Ладно, наружность Тургенева оставим в покое, но какой-нибудь доверчивый немец, – скажем, школьник – так и решит: что помещики в России были по совместительству священнослужители;

а турист сойдет с ума, отыскивая на Морской улице руины причала, береговую черту… А какова картинка: русский барин пешком (да не рюкзак ли за плечами?) чуть не бежит по Петербургу, опаздывая на пароход… По счастью, в немецком тексте кое-что сглажено.

Еще из смешного:

«Тело Тургенева было выдано Полиной Виардо для отправки в Петербург лишь 19 сентября, то есть через двадцать восемь дней!»

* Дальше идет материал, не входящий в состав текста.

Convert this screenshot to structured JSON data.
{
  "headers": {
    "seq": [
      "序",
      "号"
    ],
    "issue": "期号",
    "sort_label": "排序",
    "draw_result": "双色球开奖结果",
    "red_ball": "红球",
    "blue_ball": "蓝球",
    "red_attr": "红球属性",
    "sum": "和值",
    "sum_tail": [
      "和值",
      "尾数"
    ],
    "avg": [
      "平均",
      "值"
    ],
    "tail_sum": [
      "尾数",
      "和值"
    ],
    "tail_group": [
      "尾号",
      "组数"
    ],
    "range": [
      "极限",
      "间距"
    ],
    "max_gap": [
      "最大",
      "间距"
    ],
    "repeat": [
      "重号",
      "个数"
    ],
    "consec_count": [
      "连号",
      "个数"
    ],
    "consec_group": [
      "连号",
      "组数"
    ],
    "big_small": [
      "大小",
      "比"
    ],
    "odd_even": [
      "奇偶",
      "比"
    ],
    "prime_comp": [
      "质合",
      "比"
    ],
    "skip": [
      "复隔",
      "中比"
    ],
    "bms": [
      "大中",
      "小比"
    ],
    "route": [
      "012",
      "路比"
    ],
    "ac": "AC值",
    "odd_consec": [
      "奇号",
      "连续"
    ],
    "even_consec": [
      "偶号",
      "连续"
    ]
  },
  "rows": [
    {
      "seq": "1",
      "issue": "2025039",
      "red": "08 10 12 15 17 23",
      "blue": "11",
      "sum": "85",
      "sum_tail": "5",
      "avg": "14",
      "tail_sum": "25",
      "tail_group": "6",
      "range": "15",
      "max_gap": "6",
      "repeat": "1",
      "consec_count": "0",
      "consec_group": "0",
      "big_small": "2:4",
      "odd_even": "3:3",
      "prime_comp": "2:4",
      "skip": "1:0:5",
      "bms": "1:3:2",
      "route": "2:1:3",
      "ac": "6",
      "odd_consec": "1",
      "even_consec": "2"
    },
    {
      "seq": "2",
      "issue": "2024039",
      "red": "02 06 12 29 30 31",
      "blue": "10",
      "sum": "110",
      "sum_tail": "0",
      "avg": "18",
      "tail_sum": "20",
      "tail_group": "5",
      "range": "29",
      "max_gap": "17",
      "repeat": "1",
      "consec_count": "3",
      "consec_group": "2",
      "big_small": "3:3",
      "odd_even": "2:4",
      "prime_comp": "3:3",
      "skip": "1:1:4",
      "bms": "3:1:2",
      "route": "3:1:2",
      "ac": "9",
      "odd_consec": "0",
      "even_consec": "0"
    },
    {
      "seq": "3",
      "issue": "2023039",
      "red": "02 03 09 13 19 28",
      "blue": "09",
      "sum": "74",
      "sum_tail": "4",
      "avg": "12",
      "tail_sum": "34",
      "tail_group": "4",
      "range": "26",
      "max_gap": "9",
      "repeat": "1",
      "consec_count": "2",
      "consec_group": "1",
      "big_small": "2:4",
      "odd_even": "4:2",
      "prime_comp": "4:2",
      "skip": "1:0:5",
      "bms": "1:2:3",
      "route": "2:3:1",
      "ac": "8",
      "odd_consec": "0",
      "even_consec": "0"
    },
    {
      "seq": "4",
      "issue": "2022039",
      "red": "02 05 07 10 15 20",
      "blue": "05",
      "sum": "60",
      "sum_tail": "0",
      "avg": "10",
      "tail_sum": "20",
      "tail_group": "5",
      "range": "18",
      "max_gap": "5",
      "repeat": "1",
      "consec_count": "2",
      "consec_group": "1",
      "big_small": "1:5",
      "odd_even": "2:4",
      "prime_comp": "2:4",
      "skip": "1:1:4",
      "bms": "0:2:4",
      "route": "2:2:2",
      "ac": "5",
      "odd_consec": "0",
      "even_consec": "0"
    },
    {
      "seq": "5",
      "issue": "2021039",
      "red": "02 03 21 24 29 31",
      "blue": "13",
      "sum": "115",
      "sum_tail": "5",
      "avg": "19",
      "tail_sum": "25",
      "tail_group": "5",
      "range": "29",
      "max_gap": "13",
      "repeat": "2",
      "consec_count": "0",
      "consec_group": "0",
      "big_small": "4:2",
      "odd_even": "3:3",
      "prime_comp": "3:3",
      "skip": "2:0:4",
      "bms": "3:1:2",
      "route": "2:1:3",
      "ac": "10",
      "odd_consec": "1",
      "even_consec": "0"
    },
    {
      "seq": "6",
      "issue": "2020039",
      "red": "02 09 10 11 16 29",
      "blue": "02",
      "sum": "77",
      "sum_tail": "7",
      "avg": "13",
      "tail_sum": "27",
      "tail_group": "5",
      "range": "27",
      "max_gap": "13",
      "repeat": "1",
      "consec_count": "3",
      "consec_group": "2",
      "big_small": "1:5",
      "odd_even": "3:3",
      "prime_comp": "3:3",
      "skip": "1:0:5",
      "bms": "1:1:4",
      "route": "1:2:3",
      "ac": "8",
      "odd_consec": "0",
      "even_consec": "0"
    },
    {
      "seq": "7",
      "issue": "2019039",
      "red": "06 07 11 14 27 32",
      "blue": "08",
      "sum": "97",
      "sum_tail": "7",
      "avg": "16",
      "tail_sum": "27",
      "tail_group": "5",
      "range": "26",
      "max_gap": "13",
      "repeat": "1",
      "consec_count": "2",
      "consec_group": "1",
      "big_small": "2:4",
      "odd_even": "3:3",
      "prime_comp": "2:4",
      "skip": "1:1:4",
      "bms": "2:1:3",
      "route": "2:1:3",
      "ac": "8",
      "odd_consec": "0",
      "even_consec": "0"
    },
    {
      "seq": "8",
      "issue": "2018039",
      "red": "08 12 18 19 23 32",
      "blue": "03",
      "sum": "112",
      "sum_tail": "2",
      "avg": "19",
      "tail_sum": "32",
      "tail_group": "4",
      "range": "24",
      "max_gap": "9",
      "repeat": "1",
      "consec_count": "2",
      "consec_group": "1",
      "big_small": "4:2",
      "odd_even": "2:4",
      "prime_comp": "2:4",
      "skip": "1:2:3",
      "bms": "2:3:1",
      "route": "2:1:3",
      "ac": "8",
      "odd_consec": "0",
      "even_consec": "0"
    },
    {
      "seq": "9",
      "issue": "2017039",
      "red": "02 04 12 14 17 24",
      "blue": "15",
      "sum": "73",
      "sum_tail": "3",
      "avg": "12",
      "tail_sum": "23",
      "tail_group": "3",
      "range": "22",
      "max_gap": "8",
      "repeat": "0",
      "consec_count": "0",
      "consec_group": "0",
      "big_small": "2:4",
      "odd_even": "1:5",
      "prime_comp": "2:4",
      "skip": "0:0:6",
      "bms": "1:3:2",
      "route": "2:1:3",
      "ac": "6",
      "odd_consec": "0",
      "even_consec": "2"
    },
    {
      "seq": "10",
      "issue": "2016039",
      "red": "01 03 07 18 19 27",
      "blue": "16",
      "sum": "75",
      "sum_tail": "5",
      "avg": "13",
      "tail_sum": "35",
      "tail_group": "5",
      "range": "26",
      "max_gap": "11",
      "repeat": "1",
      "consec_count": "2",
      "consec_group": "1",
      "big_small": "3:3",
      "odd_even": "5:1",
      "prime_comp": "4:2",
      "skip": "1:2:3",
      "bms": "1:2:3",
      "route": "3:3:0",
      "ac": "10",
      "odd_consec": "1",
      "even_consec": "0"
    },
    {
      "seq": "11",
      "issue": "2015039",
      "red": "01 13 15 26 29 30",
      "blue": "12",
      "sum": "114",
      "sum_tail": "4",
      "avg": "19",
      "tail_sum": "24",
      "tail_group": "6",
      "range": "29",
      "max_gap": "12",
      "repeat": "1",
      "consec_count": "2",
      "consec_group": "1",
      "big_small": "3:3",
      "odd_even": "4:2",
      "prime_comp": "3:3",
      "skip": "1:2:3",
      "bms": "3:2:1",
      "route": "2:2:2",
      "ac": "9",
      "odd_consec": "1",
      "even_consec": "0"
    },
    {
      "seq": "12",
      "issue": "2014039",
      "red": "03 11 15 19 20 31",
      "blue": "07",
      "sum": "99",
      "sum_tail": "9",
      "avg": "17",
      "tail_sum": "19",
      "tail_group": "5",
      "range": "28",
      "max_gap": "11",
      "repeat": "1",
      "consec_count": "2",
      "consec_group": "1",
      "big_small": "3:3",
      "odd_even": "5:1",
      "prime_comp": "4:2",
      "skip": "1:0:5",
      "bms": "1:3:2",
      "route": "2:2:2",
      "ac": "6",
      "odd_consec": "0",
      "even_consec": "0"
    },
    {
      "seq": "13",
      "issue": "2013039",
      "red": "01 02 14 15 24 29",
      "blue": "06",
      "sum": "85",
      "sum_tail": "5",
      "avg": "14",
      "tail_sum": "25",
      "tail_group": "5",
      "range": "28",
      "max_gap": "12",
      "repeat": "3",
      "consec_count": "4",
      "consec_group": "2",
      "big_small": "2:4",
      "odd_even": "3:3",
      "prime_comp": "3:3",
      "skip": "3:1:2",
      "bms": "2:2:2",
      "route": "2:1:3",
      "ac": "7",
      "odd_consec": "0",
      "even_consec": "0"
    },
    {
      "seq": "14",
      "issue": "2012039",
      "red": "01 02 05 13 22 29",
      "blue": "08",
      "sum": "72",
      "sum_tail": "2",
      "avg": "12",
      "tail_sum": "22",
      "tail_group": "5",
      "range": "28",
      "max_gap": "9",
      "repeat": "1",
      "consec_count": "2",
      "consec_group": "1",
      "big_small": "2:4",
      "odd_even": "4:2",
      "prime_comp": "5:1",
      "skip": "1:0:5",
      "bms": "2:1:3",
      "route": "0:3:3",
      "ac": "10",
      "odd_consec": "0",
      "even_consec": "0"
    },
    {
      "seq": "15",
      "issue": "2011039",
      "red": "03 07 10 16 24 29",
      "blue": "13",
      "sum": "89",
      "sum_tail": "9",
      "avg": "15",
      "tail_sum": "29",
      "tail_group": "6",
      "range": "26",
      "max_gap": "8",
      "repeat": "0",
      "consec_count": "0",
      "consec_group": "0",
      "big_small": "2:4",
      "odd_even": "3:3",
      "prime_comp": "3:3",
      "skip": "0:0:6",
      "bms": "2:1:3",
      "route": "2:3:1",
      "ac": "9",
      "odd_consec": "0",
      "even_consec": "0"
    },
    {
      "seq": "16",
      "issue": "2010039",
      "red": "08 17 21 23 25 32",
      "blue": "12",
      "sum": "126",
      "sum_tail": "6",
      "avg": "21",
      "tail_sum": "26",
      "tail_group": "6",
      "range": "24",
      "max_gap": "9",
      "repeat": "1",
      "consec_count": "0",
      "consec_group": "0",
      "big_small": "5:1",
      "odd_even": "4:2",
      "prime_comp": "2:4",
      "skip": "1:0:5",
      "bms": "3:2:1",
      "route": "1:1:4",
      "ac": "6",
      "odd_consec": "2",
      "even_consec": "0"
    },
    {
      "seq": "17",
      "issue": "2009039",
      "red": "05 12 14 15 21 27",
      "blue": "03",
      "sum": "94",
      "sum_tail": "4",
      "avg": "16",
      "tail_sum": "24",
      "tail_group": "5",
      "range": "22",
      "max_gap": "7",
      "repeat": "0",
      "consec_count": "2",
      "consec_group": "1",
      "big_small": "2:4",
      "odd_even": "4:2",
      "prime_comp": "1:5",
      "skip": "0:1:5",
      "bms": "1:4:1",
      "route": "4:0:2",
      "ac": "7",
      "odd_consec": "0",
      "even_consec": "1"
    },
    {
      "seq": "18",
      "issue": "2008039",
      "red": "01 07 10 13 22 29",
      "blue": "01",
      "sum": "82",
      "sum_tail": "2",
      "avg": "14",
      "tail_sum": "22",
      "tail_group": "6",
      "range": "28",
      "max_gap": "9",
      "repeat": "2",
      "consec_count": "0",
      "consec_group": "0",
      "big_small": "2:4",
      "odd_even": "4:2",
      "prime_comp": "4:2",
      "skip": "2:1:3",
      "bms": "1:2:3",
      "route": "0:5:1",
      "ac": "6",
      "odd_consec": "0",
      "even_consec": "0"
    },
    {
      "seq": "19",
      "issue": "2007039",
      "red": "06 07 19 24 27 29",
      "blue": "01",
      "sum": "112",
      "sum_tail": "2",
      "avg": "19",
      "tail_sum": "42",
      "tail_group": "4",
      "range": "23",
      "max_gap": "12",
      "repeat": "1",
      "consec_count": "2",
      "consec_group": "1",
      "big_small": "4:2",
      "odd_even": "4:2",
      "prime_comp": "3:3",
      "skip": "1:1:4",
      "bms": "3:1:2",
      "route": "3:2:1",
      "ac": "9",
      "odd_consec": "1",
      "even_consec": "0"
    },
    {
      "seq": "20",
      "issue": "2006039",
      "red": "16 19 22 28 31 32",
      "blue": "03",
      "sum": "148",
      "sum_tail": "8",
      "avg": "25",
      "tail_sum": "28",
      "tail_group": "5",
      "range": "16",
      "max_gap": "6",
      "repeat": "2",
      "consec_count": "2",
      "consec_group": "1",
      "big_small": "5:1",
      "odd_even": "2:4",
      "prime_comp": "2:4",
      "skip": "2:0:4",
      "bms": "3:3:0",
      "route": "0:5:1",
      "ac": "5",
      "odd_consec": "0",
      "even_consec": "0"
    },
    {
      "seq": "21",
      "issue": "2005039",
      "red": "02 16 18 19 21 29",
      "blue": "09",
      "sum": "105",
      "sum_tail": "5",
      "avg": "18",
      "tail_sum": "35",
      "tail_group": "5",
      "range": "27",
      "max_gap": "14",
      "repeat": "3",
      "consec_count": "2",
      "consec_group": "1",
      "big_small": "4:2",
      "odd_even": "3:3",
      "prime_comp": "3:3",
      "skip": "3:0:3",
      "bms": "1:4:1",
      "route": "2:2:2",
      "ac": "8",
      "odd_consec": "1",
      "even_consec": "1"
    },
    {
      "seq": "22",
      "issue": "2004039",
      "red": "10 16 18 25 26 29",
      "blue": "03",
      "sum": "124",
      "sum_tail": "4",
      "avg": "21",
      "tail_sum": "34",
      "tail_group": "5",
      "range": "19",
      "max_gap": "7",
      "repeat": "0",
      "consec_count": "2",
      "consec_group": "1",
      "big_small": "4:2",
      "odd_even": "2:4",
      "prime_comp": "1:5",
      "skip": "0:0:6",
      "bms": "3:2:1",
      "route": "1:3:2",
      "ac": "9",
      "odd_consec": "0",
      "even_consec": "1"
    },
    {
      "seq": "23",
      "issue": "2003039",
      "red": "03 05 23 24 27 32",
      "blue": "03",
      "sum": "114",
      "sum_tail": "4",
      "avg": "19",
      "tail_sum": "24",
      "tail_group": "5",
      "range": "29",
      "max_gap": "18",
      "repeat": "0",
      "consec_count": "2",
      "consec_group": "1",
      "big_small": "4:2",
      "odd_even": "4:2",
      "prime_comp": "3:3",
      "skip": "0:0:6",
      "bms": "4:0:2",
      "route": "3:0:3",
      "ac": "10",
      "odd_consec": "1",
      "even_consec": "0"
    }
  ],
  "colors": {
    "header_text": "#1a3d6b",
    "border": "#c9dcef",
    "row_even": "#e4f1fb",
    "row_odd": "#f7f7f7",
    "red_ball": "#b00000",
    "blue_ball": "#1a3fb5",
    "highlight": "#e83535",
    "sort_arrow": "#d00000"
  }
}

То есть факт, конечно, мрачный; m-me Виардо – никто не спорит – особа еще та; но в злой умысел, подразумеваемый тут восклицательным знаком, – убейте, вникнуть я не в силах. Недостаток сноровки, некоторую, что ли, халатность – допускаю; попытку приватизации национального достояния – нет.

Не придираясь больше к мелочам (вроде «мемориальной доски из латуни», на которой высечены две надписи), отмечу на всякий случай – например, на случай переиздания – несколько неверных утверждений. Ну, или сомнительных. То есть я не сомневаюсь, что это ошибка – будто бы Достоевский уже в 1862 году «продолжал делать записи в свой „Дневник писателя“» (с. 81). И точно так же не сомневаюсь, что «виденье, непостижимое уму» – цитата совсем не из Блока, но испорченная пушкинская (с. 139).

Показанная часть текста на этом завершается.